2. The gas feed is cut off and the vapour collapses. This sucks liquid in from the reservoir below the wheel. The valve on the top pipe ensures the lifted fluid doesn't slip back.
3. The gas feed switches back on. Goto 1.
This repeats until the device has caught up with the sun and the boiling shuts down. The remaining vapour in the boiler collapses and sucks liquid into the boiler, refilling it. The boiler has to cover a maximum of 25º rotation, at up to 100 ml per degree = 2.5 l. The boiler holds about 15 ml eths x 450 gas expansion ratio = 6.75 l.
This isn't a geyser pump, tho that was what I was originally trying to design. It's really just a simple piston, except the piston is the liquid - gas boundary rather than a solid rod.
Push out - suck in - repeat.
It works a lot better than a geyser pump, especially with the small amount of energy I have available.
More heat is your best answer, after that - less volume/liquid/narrower-bore. You want this to run continuously without the pinch I think.
L
What closing and opening the flow does is turn the vapour / liquid boundary into a kind of piston by proxy. With a constant vapour stream that boundary doesn't move much, so there's not a lot of pumping action. But when the feed is cut off the bubbles collapse, sucking in the liquid, like a piston withdrawing. When it's opened the bubbles force the liquid back again, like a piston extending.

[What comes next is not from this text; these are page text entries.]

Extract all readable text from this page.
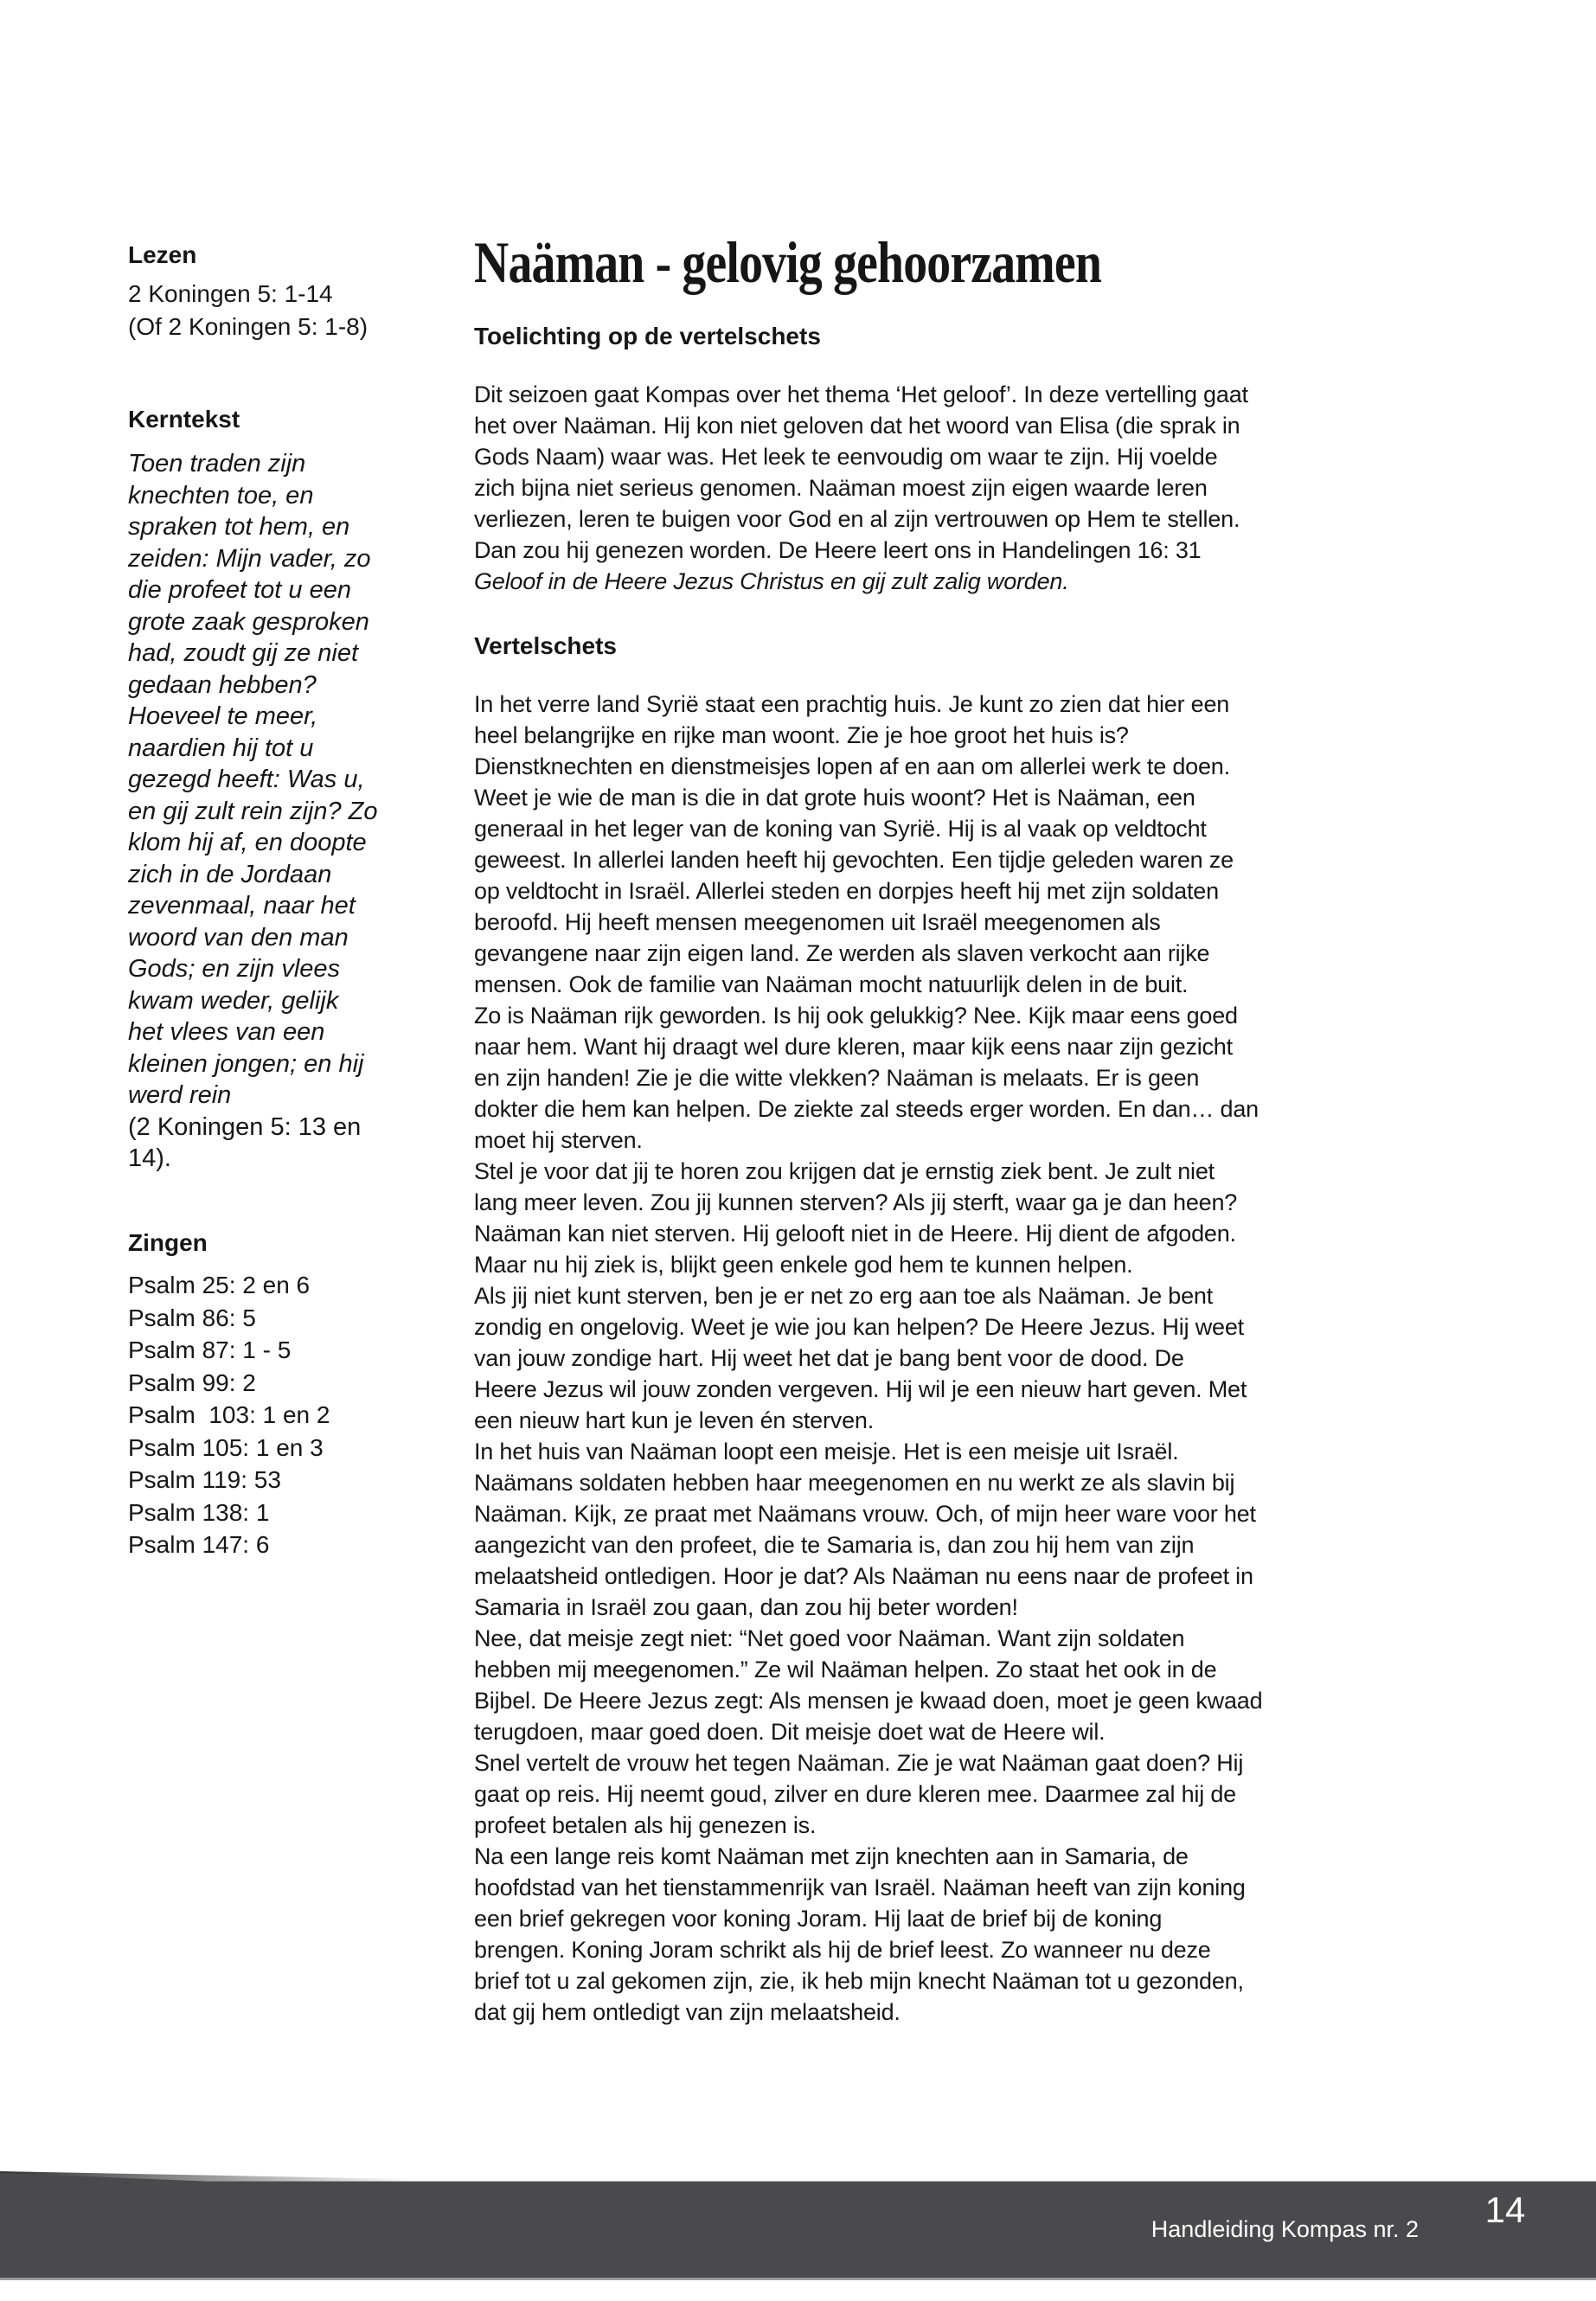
Lezen
2 Koningen 5: 1-14
(Of 2 Koningen 5: 1-8)
Kerntekst
Toen traden zijn
knechten toe, en
spraken tot hem, en
zeiden: Mijn vader, zo
die profeet tot u een
grote zaak gesproken
had, zoudt gij ze niet
gedaan hebben?
Hoeveel te meer,
naardien hij tot u
gezegd heeft: Was u,
en gij zult rein zijn? Zo
klom hij af, en doopte
zich in de Jordaan
zevenmaal, naar het
woord van den man
Gods; en zijn vlees
kwam weder, gelijk
het vlees van een
kleinen jongen; en hij
werd rein
(2 Koningen 5: 13 en
14).
Zingen
Psalm 25: 2 en 6
Psalm 86: 5
Psalm 87: 1 - 5
Psalm 99: 2
Psalm  103: 1 en 2
Psalm 105: 1 en 3
Psalm 119: 53
Psalm 138: 1
Psalm 147: 6
Naäman - gelovig gehoorzamen
Toelichting op de vertelschets
Dit seizoen gaat Kompas over het thema ‘Het geloof’. In deze vertelling gaat
het over Naäman. Hij kon niet geloven dat het woord van Elisa (die sprak in
Gods Naam) waar was. Het leek te eenvoudig om waar te zijn. Hij voelde
zich bijna niet serieus genomen. Naäman moest zijn eigen waarde leren
verliezen, leren te buigen voor God en al zijn vertrouwen op Hem te stellen.
Dan zou hij genezen worden. De Heere leert ons in Handelingen 16: 31
Geloof in de Heere Jezus Christus en gij zult zalig worden.
Vertelschets
In het verre land Syrië staat een prachtig huis. Je kunt zo zien dat hier een
heel belangrijke en rijke man woont. Zie je hoe groot het huis is?
Dienstknechten en dienstmeisjes lopen af en aan om allerlei werk te doen.
Weet je wie de man is die in dat grote huis woont? Het is Naäman, een
generaal in het leger van de koning van Syrië. Hij is al vaak op veldtocht
geweest. In allerlei landen heeft hij gevochten. Een tijdje geleden waren ze
op veldtocht in Israël. Allerlei steden en dorpjes heeft hij met zijn soldaten
beroofd. Hij heeft mensen meegenomen uit Israël meegenomen als
gevangene naar zijn eigen land. Ze werden als slaven verkocht aan rijke
mensen. Ook de familie van Naäman mocht natuurlijk delen in de buit.
Zo is Naäman rijk geworden. Is hij ook gelukkig? Nee. Kijk maar eens goed
naar hem. Want hij draagt wel dure kleren, maar kijk eens naar zijn gezicht
en zijn handen! Zie je die witte vlekken? Naäman is melaats. Er is geen
dokter die hem kan helpen. De ziekte zal steeds erger worden. En dan… dan
moet hij sterven.
Stel je voor dat jij te horen zou krijgen dat je ernstig ziek bent. Je zult niet
lang meer leven. Zou jij kunnen sterven? Als jij sterft, waar ga je dan heen?
Naäman kan niet sterven. Hij gelooft niet in de Heere. Hij dient de afgoden.
Maar nu hij ziek is, blijkt geen enkele god hem te kunnen helpen.
Als jij niet kunt sterven, ben je er net zo erg aan toe als Naäman. Je bent
zondig en ongelovig. Weet je wie jou kan helpen? De Heere Jezus. Hij weet
van jouw zondige hart. Hij weet het dat je bang bent voor de dood. De
Heere Jezus wil jouw zonden vergeven. Hij wil je een nieuw hart geven. Met
een nieuw hart kun je leven én sterven.
In het huis van Naäman loopt een meisje. Het is een meisje uit Israël.
Naämans soldaten hebben haar meegenomen en nu werkt ze als slavin bij
Naäman. Kijk, ze praat met Naämans vrouw. Och, of mijn heer ware voor het
aangezicht van den profeet, die te Samaria is, dan zou hij hem van zijn
melaatsheid ontledigen. Hoor je dat? Als Naäman nu eens naar de profeet in
Samaria in Israël zou gaan, dan zou hij beter worden!
Nee, dat meisje zegt niet: “Net goed voor Naäman. Want zijn soldaten
hebben mij meegenomen.” Ze wil Naäman helpen. Zo staat het ook in de
Bijbel. De Heere Jezus zegt: Als mensen je kwaad doen, moet je geen kwaad
terugdoen, maar goed doen. Dit meisje doet wat de Heere wil.
Snel vertelt de vrouw het tegen Naäman. Zie je wat Naäman gaat doen? Hij
gaat op reis. Hij neemt goud, zilver en dure kleren mee. Daarmee zal hij de
profeet betalen als hij genezen is.
Na een lange reis komt Naäman met zijn knechten aan in Samaria, de
hoofdstad van het tienstammenrijk van Israël. Naäman heeft van zijn koning
een brief gekregen voor koning Joram. Hij laat de brief bij de koning
brengen. Koning Joram schrikt als hij de brief leest. Zo wanneer nu deze
brief tot u zal gekomen zijn, zie, ik heb mijn knecht Naäman tot u gezonden,
dat gij hem ontledigt van zijn melaatsheid.
Handleiding Kompas nr. 2	14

I've tried all kinds of different permutations on this, and this setup is by far the most effective. If I can just get this on off thing sorted...
If that is the case, get a cheap coffee-machine and observe how that functions. Then utilise the non-return-valve from it.
L
I've been using little removable valves from bike inner tubes. They work pretty good. Also playing round with bearings and washers, which don't seal quite as well but are still fairly useable.
L
Their dynamic is a bit different to mine, in that they blow out the water which generates the steam with the steam. I don't really want to do this as it takes about 2-3 minutes each time to get my ethanol boiling, and there's only 20 ml in the boiler. I want to do up to 25 corrections at 50 - 100 ml per correction.
So I need to isolate off the 20 ml of ethanol and utilise all the vapour it generates to pump the rest of the eths. Therefore the flow of vapour needs to be switched on and off, to mimic the 'all the water in - all the water out' thing that the coffee maker does.
Wouldn't you make better use of the boiled ethanol vapor pressure to drive the turbine instead of it's liquid form splashing back down on the water wheel?
I only need to lift about 100 ml of eths 30 cm in 1 minute, which minus this one last problem it seems to do rather nicely.
The only available energy source is the boiling ethanol itself, heat and pressure. Not a huge amount of either.
But I'm looking to get about .4 Newtons out of 60 Watts, so efficiency and power aren't really issues.